Accuracy is generally defined as the degree or closeness to which the information the map created from the data captured matches the actual real world. To be clear, accuracy is the proximity of measurement results to the true value as opposed to precision which is the repeatability, or reproducibility of the measurement. Necessarily then, when accuracy is being discussed the conversation will be about the quality of data and about number of errors contained in a particular dataset.
So whatever the source of the data there can and there will be a level of inaccuracy, which raises the question of relativity, in so much as, is data gathered using a UAV more or less accurate than other methods?
If it is at least as good as other sources then it is valid to look at what other benefits can be garnered by collecting the data in this way e.g. it is quicker, safer, more cost effective etc. Of course, fundamentally, without the accuracy of the data the other benefits will be muted.
Not all UAV Surveys are the same
Essentially a UAV is a means of carrying a camera over the area to be surveyed so the quality of the camera used will be a significant influence on the outcome. With digital camera technology approaches differ by manufacturer, such that not all cameras perform the same, as they have different characteristics and are targeted at slightly different capture and output scenarios. It is very important to consider which camera is best to fulfil a specific survey task based on the platform in which it is mounted, the pixel resolution of the camera and the final output applications which are required from the collected and processed data.
The smaller the pixel size and lower flying height the more accurate the final product will be. Since UAVs are able to fly at low altitudes the level of accuracy is therefore necessarily very high. Indeed there have been a number of trials comparing UAV survey methods with traditional routes and the conclusion is always the same; there is an enormous time saving (and concurrent cost saving) on data collection without an appreciable loss in accuracy when using a UAV.
In short, UAVs can offer the most spatially accurate aerial survey data currently available.
Since accuracy is determined in part by pixel resolution & quality, the results are highly dependent on the quality of camera and lens used.
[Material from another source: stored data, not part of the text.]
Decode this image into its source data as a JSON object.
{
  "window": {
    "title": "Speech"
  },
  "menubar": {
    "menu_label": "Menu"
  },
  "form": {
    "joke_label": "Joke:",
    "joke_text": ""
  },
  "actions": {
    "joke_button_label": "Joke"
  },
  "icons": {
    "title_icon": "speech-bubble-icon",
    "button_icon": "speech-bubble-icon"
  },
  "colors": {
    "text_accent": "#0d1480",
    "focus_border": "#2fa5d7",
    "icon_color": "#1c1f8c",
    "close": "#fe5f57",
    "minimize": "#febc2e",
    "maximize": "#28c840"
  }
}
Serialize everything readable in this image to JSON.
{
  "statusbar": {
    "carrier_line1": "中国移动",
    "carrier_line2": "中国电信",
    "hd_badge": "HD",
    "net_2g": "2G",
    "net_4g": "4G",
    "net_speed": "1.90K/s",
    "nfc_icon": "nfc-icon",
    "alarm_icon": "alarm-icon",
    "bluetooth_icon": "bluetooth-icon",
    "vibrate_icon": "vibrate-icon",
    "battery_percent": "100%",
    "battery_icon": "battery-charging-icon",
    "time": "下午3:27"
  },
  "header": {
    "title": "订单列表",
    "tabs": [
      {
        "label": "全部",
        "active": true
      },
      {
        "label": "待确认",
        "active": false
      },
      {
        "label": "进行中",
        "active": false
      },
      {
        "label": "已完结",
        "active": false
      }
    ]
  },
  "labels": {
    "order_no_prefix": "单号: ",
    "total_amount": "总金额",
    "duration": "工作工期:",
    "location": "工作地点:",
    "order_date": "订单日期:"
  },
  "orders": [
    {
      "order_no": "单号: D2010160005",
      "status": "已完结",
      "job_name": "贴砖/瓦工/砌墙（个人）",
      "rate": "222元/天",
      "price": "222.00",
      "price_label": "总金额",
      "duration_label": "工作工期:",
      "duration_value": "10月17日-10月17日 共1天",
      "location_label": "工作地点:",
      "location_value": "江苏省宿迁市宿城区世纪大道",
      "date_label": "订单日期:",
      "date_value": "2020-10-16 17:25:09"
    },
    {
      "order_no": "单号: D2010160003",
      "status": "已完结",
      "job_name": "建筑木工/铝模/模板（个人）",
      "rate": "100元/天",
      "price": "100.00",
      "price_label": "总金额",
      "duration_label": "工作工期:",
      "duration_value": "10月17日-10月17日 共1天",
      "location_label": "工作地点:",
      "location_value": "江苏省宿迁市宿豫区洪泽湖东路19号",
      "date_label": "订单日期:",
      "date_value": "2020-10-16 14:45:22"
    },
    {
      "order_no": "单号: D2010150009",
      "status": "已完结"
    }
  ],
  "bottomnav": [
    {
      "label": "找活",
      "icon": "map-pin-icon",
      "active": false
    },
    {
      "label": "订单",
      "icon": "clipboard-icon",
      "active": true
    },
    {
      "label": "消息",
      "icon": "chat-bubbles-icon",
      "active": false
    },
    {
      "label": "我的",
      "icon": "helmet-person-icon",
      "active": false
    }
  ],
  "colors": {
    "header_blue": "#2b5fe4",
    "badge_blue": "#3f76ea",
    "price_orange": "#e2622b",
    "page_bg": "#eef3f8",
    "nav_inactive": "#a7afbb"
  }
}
Where high quality equipment is used the error of extracted survey points can get down to around 9mm in height and 6mm in plan with good ground control and specialised post-processing techniques. However for most UAV land surveys comparable accuracies to a traditional survey are used which is generally around 40mm in height and 30mm in plan; essentially this is the most cost effective solution. It is important to understand what accuracies are required and the tolerances needed to achieve it as the costs vary with the level of accuracy required.
Photorealistic 3D Modelling
Indeed, research shows that UAV photogrammetry is as accurate as RTK GPS, whilst being much faster and providing a fuller representation of geography. The findings show that UAV aerial photogrammetry offers far richer data than conventional survey vector data consisting of points, text and lines. In terms of representing the landscape, the UAV sourced orthophoto can be combined with a DEM to produce very accurate photorealistic 3D modelling.
Measurements taken from the UAV survey data can get down to sub-millimetre for distances and similar scales for volumes. Given the high levels of accuracy that can be achieved from a UAV survey it is important not to over engineer the problem in order to obtain the most cost effective solution.
The real benefits of UAV surveys are not that they can replicate or indeed exceed the results from conventional methods but in the amount of data that they can acquire in significantly reduced survey time.